Die Skeptiker sind damals rasch verstummt, denn der Cayenne wurde zum Riesenerfolg: Die Gewinne haben Porsche nicht nur über Wasser gehalten, sondern die Grundlage für den weiteren Ausbau der Marke gelegt. Nach 14 Jahren Bauzeit, mit einem Modellwechsel im Jahr 2010, hat der Cayenne seine Führungsposition allerdings eingebüßt. Es wurde Zeit für eine neue Modellgeneration. Intern E3 genannt, steht sie jetzt kurz vor der Markteinführung.
Mit der dritten Cayenne-Generation wechselt Porsche auf eine neue Fahrzeugarchitektur: Das neue Modell steht auf der ursprünglich von Audi entwickelten MLB-Evo-Plattform und zwar – im Gegensatz zum Q7, aber genauso wie der kommende VW Touareg – auf der kürzeren von zwei Ausprägungen. Mit dem Schritt zu MLB Evo erhält der Cayenne Zugriff auf einen äußerst umfangreichen Komponentenbaukasten: Bei Telematik und Infotainment sowie bei Antrieb und Fahrwerk stehen den Entwicklern zahllose Optionen offen.
Dabei ist der Cayenne weiterhin ein echter Porsche mit völlig eigenständigem Charakter. Dies jedenfalls kristallisierte sich bei den Prototypenfahrten heraus, die im Winter am Großen Sklavensee im Norden Kanadas sowie vor wenigen Wochen in Südeuropa stattfanden.
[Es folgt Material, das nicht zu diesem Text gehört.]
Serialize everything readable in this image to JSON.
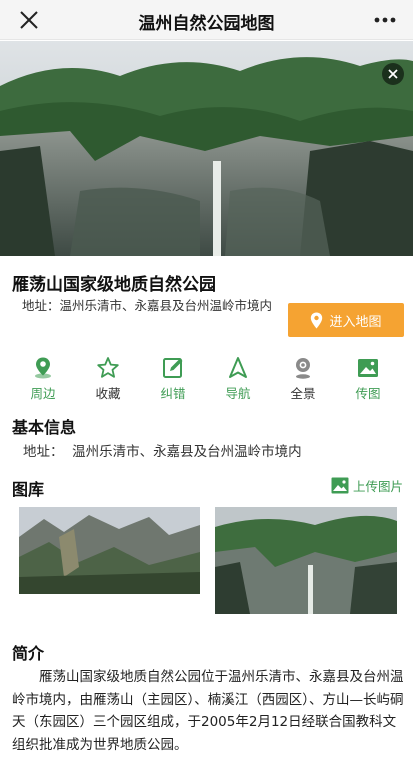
{
  "topbar": {
    "title": "温州自然公园地图",
    "close_icon": "close-icon",
    "more_icon": "more-icon"
  },
  "place": {
    "name": "雁荡山国家级地质自然公园",
    "address": "地址：温州乐清市、永嘉县及台州温岭市境内",
    "enter_button": "进入地图"
  },
  "actions": [
    {
      "label": "周边",
      "icon": "location-pin-icon",
      "color": "#3f9c54"
    },
    {
      "label": "收藏",
      "icon": "star-icon",
      "color": "#3f9c54"
    },
    {
      "label": "纠错",
      "icon": "edit-icon",
      "color": "#3f9c54"
    },
    {
      "label": "导航",
      "icon": "navigation-arrow-icon",
      "color": "#3f9c54"
    },
    {
      "label": "全景",
      "icon": "panorama-camera-icon",
      "color": "#8a8a8a"
    },
    {
      "label": "传图",
      "icon": "image-icon",
      "color": "#3f9c54"
    }
  ],
  "basic_info": {
    "heading": "基本信息",
    "address": "地址：  温州乐清市、永嘉县及台州温岭市境内"
  },
  "gallery": {
    "heading": "图库",
    "upload_label": "上传图片"
  },
  "intro": {
    "heading": "简介",
    "text": "雁荡山国家级地质自然公园位于温州乐清市、永嘉县及台州温岭市境内，由雁荡山（主园区）、楠溪江（西园区）、方山—长屿硐天（东园区）三个园区组成，于2005年2月12日经联合国教科文组织批准成为世界地质公园。"
  },
  "colors": {
    "accent_green": "#3f9c54",
    "button_orange": "#f5a332"
  }
}
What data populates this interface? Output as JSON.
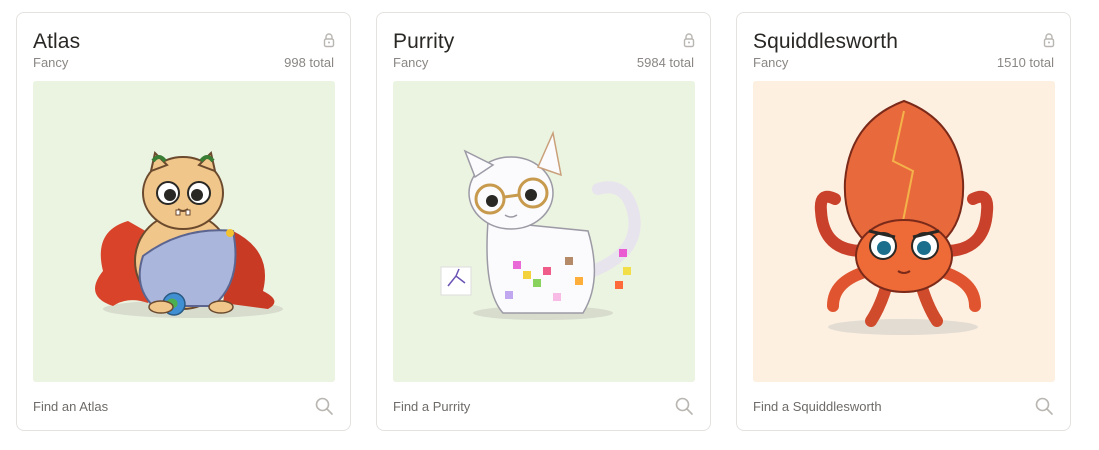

Die Autos waren mit Abdeckungen für Scheinwerfer und Rückleuchten noch leicht camoufliert, und damit wurde die optisch auffälligste Änderung geschickt verdeckt: Ein horizontales Leuchtenband, das sich über die komplette Heckpartie zieht – wie bei der beliebten G-Serie des 911er, wo es sich allerdings lediglich um einen Reflektor handelte.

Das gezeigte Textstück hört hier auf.